In the ten-year line, the benchmark in the markets for issuing 742 million euros in Treasury bonds (T-Bonds), the IGCP accepted an average rate of 0.852%, below the 1.194% paid at the previous comparable auction held on April 22, in the middle of the coronavirus pandemic.
Concerning five-year bonds, the rate worsened considerably compared to March’s auction, i.e. even before the impact of the pandemic on the markets: Portugal went from the 0.059% recorded in March, to now paying a rate of 0.258%, through a “loan” of 750 million euros.

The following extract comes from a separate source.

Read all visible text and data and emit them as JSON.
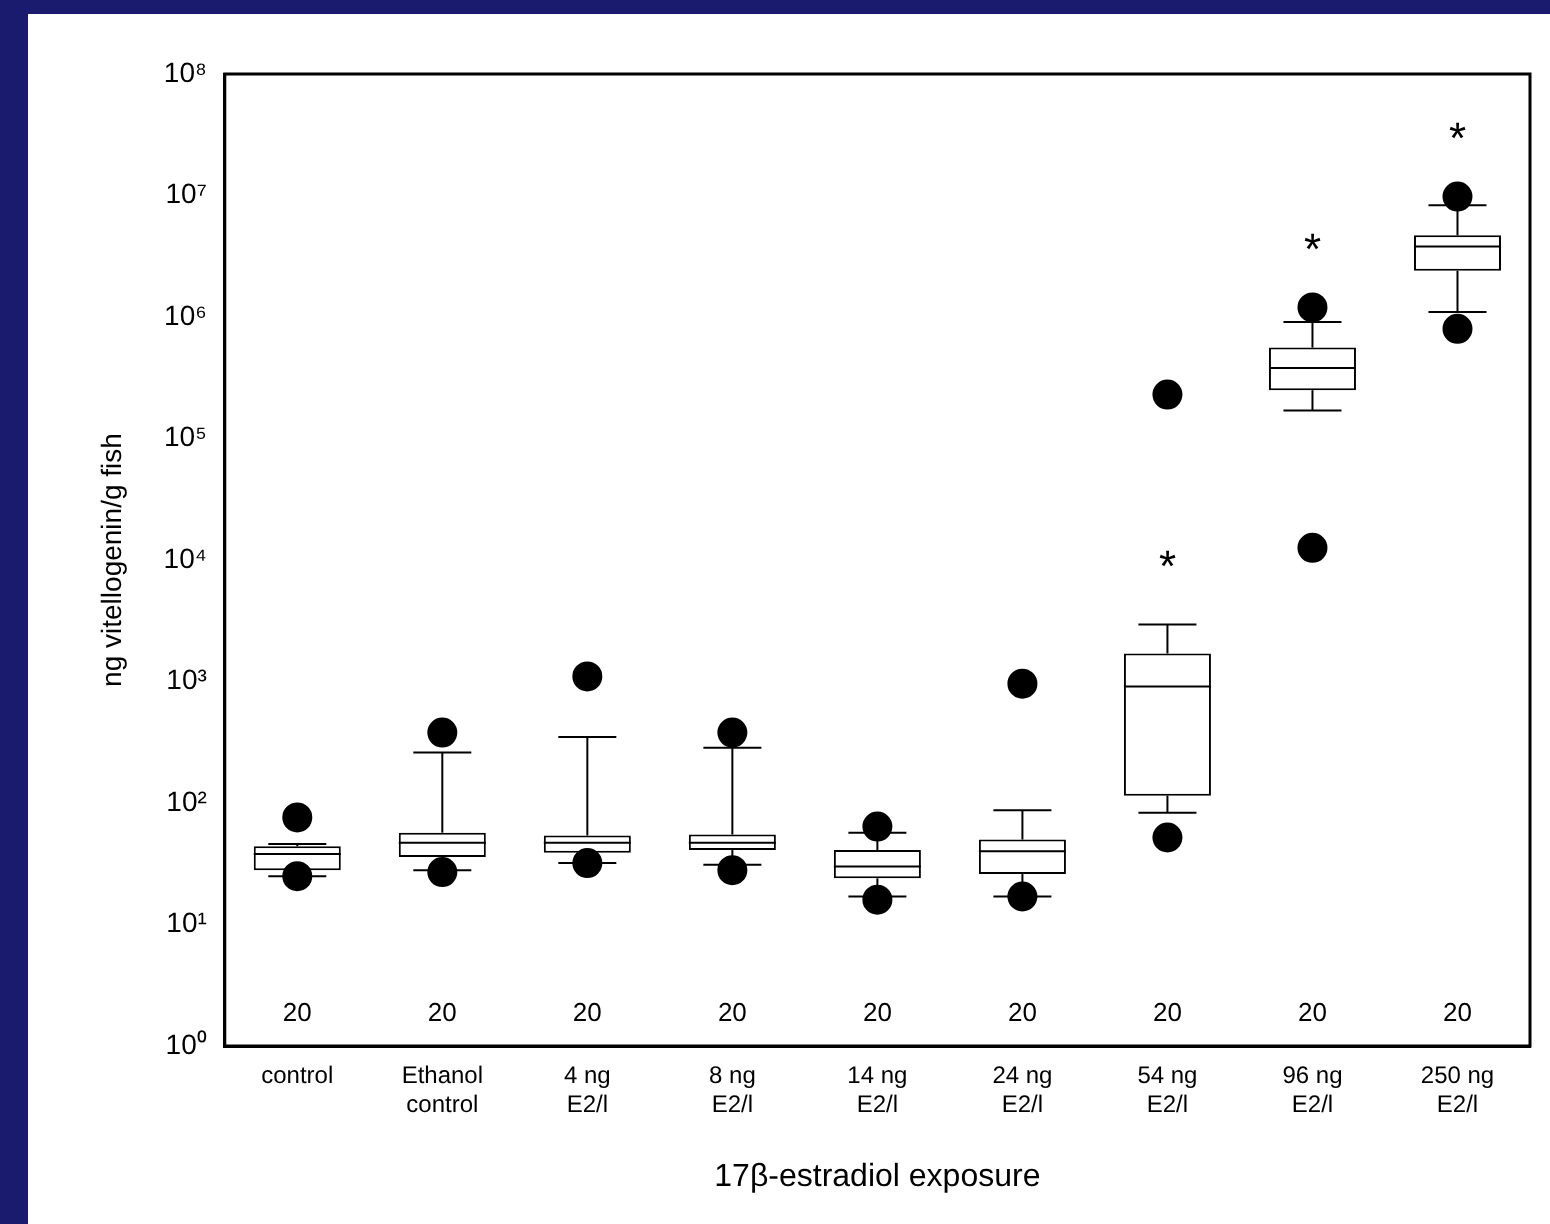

In both lines, demand was about twice as high as supply.
In total, the IGCP got 1,492 million euros from the markets this Wednesday, above the indicative amount of between 1,000 million and 1,250 million and within a framework of greater stabilisation in costs compared to last month’s operation, in which interest rates soared in face of investors’ distrust of what could be the effects of the pandemic on the growth of public debt and, consequently, on countries’ ability to honour their commitments.